Come vive l’entusiasmo ritrovato in città?
«Me lo godo sapendo che se le cose non andranno bene il clima cambierà, anche se un po’ di credito l’abbiamo maturato. Il Modena aveva un pubblico anziano oggi ci sono più ragazzi e più gente della provincia. Non vogliamo essere giudicati per i risultati, ma per il lavoro. Sa cosa penso?».
Prego.
«Modena è la città che, nel post Covid, in percentuale è più cresciuta come turismo straniero:
pensiamo a un museo per entrare nel circuito dei musei del territorio, come quello della Ferrari e
di Pavarotti, dando al club una visione internazionale».
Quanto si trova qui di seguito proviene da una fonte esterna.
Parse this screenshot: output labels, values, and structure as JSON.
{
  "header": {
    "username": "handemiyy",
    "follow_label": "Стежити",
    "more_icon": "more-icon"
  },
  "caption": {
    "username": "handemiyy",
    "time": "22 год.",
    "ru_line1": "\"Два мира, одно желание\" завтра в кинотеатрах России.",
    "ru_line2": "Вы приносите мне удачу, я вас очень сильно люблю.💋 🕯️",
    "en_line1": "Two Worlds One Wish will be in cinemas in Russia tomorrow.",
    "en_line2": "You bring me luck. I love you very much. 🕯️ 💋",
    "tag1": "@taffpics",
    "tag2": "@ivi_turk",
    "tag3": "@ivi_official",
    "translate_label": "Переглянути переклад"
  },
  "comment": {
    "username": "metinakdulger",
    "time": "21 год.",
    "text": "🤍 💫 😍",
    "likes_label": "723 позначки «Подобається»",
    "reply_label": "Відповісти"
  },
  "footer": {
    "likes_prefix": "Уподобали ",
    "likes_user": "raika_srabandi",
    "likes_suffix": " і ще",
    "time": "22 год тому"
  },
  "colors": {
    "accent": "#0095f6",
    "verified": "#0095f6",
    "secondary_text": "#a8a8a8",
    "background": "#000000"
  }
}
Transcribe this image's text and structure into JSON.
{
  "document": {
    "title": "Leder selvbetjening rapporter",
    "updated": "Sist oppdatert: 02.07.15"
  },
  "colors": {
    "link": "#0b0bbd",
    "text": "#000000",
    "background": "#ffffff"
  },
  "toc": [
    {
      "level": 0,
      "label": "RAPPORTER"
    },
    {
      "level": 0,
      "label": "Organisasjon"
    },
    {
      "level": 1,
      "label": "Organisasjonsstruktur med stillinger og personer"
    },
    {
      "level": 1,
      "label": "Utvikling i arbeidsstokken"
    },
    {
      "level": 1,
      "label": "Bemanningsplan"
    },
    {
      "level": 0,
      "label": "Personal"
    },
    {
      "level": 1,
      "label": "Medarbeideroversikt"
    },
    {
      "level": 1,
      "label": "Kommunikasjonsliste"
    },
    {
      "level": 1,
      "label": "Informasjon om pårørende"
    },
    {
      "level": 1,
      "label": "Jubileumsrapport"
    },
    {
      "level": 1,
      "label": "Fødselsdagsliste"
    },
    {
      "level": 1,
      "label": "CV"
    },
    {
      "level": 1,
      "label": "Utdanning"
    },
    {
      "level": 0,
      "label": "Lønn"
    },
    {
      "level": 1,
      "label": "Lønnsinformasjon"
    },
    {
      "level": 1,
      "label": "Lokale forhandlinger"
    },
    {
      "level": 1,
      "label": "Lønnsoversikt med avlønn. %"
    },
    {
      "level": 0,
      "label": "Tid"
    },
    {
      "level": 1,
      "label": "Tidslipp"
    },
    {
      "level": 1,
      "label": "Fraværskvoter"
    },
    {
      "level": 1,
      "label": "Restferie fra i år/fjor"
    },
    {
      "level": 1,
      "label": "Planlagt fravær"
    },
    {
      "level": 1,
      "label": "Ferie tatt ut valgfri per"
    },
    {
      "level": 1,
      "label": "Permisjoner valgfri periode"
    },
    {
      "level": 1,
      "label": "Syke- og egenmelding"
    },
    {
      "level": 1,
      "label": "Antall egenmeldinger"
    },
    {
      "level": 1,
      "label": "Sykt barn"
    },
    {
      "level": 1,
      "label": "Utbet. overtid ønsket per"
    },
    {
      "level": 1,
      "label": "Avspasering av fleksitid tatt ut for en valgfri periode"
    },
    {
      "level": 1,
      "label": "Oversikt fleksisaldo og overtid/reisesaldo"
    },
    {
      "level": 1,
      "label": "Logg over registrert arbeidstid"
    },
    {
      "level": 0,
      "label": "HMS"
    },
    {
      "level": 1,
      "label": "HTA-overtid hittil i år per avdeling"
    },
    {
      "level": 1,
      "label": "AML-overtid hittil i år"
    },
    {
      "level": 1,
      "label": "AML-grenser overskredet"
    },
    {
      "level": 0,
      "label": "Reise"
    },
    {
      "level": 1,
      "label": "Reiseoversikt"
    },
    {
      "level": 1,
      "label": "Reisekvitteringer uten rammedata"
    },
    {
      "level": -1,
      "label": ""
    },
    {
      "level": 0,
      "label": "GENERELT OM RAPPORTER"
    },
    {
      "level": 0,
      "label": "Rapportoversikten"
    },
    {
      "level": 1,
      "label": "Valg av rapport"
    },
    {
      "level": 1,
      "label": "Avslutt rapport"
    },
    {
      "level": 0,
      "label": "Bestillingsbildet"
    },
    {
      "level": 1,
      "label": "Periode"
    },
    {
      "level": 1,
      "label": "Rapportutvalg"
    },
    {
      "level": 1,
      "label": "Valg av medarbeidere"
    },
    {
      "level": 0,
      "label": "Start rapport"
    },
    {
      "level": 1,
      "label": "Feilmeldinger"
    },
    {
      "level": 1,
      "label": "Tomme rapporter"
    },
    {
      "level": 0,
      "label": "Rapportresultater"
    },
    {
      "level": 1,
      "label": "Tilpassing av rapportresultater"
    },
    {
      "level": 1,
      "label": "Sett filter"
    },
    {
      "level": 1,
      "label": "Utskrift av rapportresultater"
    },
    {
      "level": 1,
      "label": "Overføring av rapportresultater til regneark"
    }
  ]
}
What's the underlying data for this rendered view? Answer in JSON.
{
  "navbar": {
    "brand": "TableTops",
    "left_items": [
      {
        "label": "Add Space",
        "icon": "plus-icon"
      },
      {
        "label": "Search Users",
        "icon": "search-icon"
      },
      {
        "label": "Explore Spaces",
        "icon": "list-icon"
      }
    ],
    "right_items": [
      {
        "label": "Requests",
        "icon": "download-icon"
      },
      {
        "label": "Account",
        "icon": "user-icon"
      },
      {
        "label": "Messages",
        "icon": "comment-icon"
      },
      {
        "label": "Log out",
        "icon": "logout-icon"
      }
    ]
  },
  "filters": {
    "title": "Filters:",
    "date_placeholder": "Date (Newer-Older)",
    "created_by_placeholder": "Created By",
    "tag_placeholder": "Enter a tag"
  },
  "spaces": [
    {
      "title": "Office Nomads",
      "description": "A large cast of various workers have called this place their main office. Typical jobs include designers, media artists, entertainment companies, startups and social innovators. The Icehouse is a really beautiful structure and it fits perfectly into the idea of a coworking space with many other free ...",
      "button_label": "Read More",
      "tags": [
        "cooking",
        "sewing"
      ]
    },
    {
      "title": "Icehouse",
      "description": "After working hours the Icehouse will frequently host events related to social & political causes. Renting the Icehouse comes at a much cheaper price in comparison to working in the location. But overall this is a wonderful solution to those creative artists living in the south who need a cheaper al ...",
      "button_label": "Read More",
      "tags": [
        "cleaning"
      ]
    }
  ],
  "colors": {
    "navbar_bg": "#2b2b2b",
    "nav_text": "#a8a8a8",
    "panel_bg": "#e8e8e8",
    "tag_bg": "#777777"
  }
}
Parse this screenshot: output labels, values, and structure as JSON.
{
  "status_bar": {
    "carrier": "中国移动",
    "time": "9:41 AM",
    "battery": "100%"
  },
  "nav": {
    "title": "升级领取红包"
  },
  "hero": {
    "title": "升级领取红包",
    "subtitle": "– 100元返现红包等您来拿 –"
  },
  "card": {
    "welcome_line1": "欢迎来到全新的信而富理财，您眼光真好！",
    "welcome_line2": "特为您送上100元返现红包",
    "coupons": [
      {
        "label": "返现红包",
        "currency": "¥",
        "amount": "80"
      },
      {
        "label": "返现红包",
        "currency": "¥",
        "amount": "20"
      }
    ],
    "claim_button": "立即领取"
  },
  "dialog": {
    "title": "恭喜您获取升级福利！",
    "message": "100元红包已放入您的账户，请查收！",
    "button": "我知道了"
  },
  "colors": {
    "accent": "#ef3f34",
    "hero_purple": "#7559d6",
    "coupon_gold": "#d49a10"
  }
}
Lei punta sull’eleganza senza formalismi. E nel calcio?
«Nel calcio serve un’eleganza più intellettuale, oltre che nei comportamenti. Anche per questo
non esulto ai gol. Sono zen…».
Ma se un giorno ci sarà Inter-Modena, ci terrebbe a sedersi accanto a Zhang?
«Mi piacerebbe stare vicino a Marotta, uno che di calcio mi insegnerebbe tante cose».